I ran into this issue and propose the following workaround:
The content of the problematic node of op_type Pad is:
[name: "mode" s: "constant" type: STRING , name: "pads" ints: 0 ints: 0 ints: 0 ints: 0 ints: 0 ints: 0 ints: 0 ints: 0 type: INTS , name: "value" f: 0.0 type: FLOAT ]
The first two items get parsed correctly and correspond to the keywords of the Pad operator defined as:
class Pad(Operator):
def __init__(self, mode="constant", padding=None):
The problem lies with the third item of the node attributes (which name is value and is a 0 of type float. The attribute parser will add a constant entry to the keyword dict:
elif attr.name == "value":
kwargs["constant"] = extract_attr_values(attr)

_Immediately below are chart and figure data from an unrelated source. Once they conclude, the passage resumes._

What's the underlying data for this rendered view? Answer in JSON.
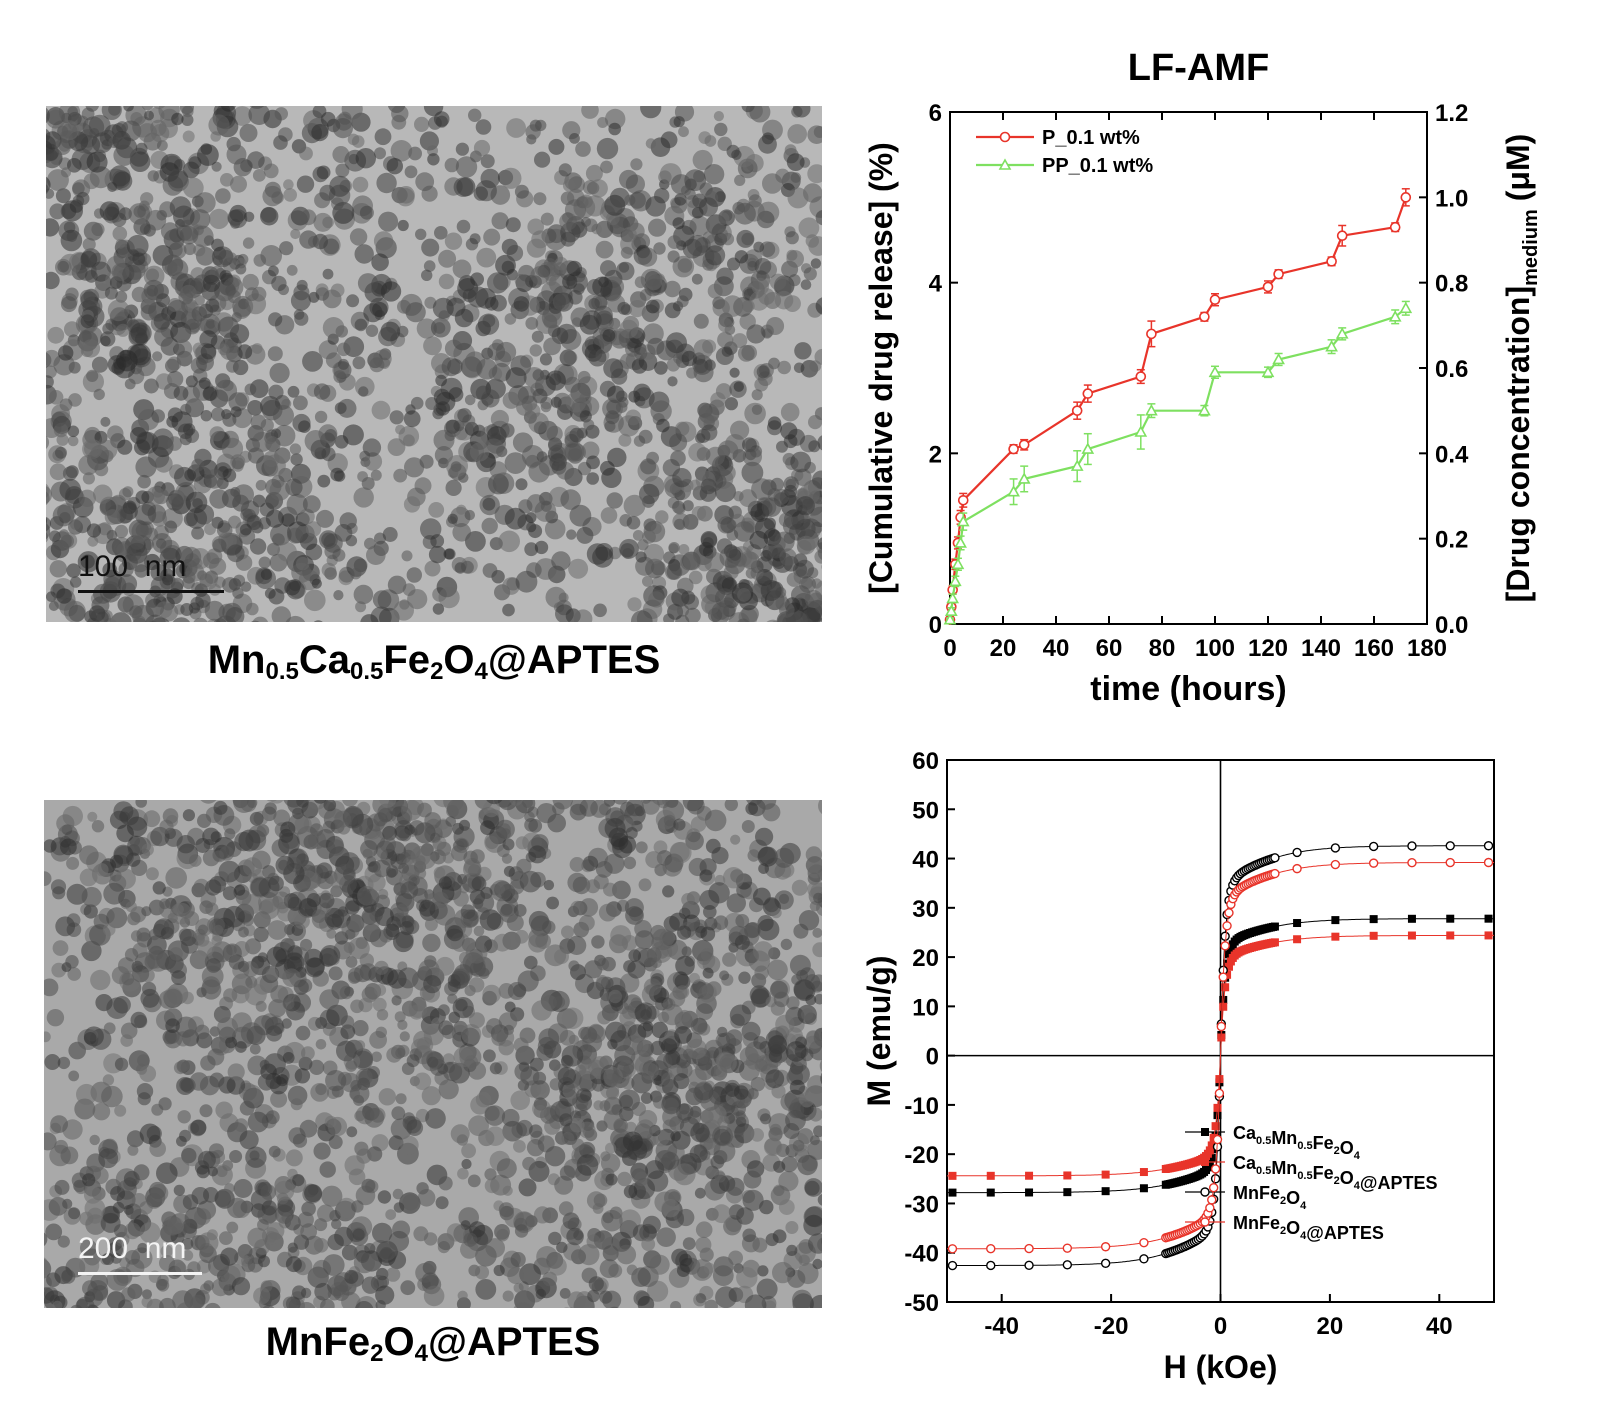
{
  "panels": {
    "tem_top": {
      "caption_parts": [
        "Mn",
        "0.5",
        "Ca",
        "0.5",
        "Fe",
        "2",
        "O",
        "4",
        "@APTES"
      ],
      "scale_label": "100  nm"
    },
    "tem_bottom": {
      "caption_parts": [
        "MnFe",
        "2",
        "O",
        "4",
        "@APTES"
      ],
      "scale_label": "200  nm"
    }
  },
  "chart_data": [
    {
      "type": "line",
      "title": "LF-AMF",
      "xlabel": "time (hours)",
      "ylabel": "[Cumulative drug release] (%)",
      "y2label_main": "[Drug concentration]",
      "y2label_sub": "medium",
      "y2label_unit": "(μM)",
      "xlim": [
        0,
        180
      ],
      "ylim": [
        0,
        6
      ],
      "y2lim": [
        0,
        1.2
      ],
      "xticks": [
        0,
        20,
        40,
        60,
        80,
        100,
        120,
        140,
        160,
        180
      ],
      "yticks": [
        0,
        2,
        4,
        6
      ],
      "y2ticks": [
        "0.0",
        "0.2",
        "0.4",
        "0.6",
        "0.8",
        "1.0",
        "1.2"
      ],
      "legend_position": "top-left",
      "series": [
        {
          "name": "P_0.1 wt%",
          "color": "#e8342a",
          "marker": "circle",
          "x": [
            0,
            0.5,
            1,
            2,
            3,
            4,
            5,
            24,
            28,
            48,
            52,
            72,
            76,
            96,
            100,
            120,
            124,
            144,
            148,
            168,
            172
          ],
          "y": [
            0.05,
            0.2,
            0.4,
            0.7,
            0.95,
            1.25,
            1.45,
            2.05,
            2.1,
            2.5,
            2.7,
            2.9,
            3.4,
            3.6,
            3.8,
            3.95,
            4.1,
            4.25,
            4.55,
            4.65,
            5.0
          ],
          "err": [
            0.02,
            0.04,
            0.05,
            0.06,
            0.07,
            0.08,
            0.08,
            0.05,
            0.06,
            0.1,
            0.1,
            0.08,
            0.15,
            0.05,
            0.07,
            0.07,
            0.05,
            0.05,
            0.12,
            0.05,
            0.1
          ]
        },
        {
          "name": "PP_0.1 wt%",
          "color": "#7ee060",
          "marker": "triangle",
          "x": [
            0,
            0.5,
            1,
            2,
            3,
            4,
            5,
            24,
            28,
            48,
            52,
            72,
            76,
            96,
            100,
            120,
            124,
            144,
            148,
            168,
            172
          ],
          "y": [
            0.05,
            0.15,
            0.3,
            0.5,
            0.7,
            0.95,
            1.2,
            1.55,
            1.7,
            1.85,
            2.05,
            2.25,
            2.5,
            2.5,
            2.95,
            2.95,
            3.1,
            3.25,
            3.4,
            3.6,
            3.7
          ],
          "err": [
            0.02,
            0.04,
            0.05,
            0.06,
            0.07,
            0.08,
            0.1,
            0.15,
            0.15,
            0.18,
            0.18,
            0.2,
            0.08,
            0.06,
            0.07,
            0.06,
            0.07,
            0.08,
            0.07,
            0.08,
            0.08
          ]
        }
      ]
    },
    {
      "type": "scatter",
      "xlabel": "H (kOe)",
      "ylabel": "M (emu/g)",
      "xlim": [
        -50,
        50
      ],
      "ylim": [
        -50,
        60
      ],
      "xticks": [
        -40,
        -20,
        0,
        20,
        40
      ],
      "yticks": [
        -50,
        -40,
        -30,
        -20,
        -10,
        0,
        10,
        20,
        30,
        40,
        50,
        60
      ],
      "legend_position": "bottom-right",
      "series": [
        {
          "name": "Ca0.5Mn0.5Fe2O4",
          "name_parts": [
            [
              "Ca",
              ""
            ],
            [
              "0.5",
              "s"
            ],
            [
              "Mn",
              ""
            ],
            [
              "0.5",
              "s"
            ],
            [
              "Fe",
              ""
            ],
            [
              "2",
              "s"
            ],
            [
              "O",
              ""
            ],
            [
              "4",
              "s"
            ]
          ],
          "ms": 27.8,
          "hk": 0.9,
          "slope": 0.07,
          "color": "#000000",
          "marker": "filled-square"
        },
        {
          "name": "Ca0.5Mn0.5Fe2O4@APTES",
          "name_parts": [
            [
              "Ca",
              ""
            ],
            [
              "0.5",
              "s"
            ],
            [
              "Mn",
              ""
            ],
            [
              "0.5",
              "s"
            ],
            [
              "Fe",
              ""
            ],
            [
              "2",
              "s"
            ],
            [
              "O",
              ""
            ],
            [
              "4",
              "s"
            ],
            [
              "@APTES",
              ""
            ]
          ],
          "ms": 24.4,
          "hk": 0.9,
          "slope": 0.07,
          "color": "#e8342a",
          "marker": "filled-square"
        },
        {
          "name": "MnFe2O4",
          "name_parts": [
            [
              "MnFe",
              ""
            ],
            [
              "2",
              "s"
            ],
            [
              "O",
              ""
            ],
            [
              "4",
              "s"
            ]
          ],
          "ms": 42.6,
          "hk": 0.9,
          "slope": 0.08,
          "color": "#000000",
          "marker": "open-circle"
        },
        {
          "name": "MnFe2O4@APTES",
          "name_parts": [
            [
              "MnFe",
              ""
            ],
            [
              "2",
              "s"
            ],
            [
              "O",
              ""
            ],
            [
              "4",
              "s"
            ],
            [
              "@APTES",
              ""
            ]
          ],
          "ms": 39.2,
          "hk": 0.9,
          "slope": 0.08,
          "color": "#e8342a",
          "marker": "open-circle"
        }
      ]
    }
  ]
}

Hence the error message : __init__() got an unexpected keyword argument 'constant'
To fix this, we can do the following:
onnx_model = onnx.load("my_model.onnx")
for i, node in enumerate(onnx_model.graph.node):
if node.op_type == 'Pad':
del node.attribute[2] # delete the problematic third item
Note that you should print the node content to make sure which items generate the wrong behavior.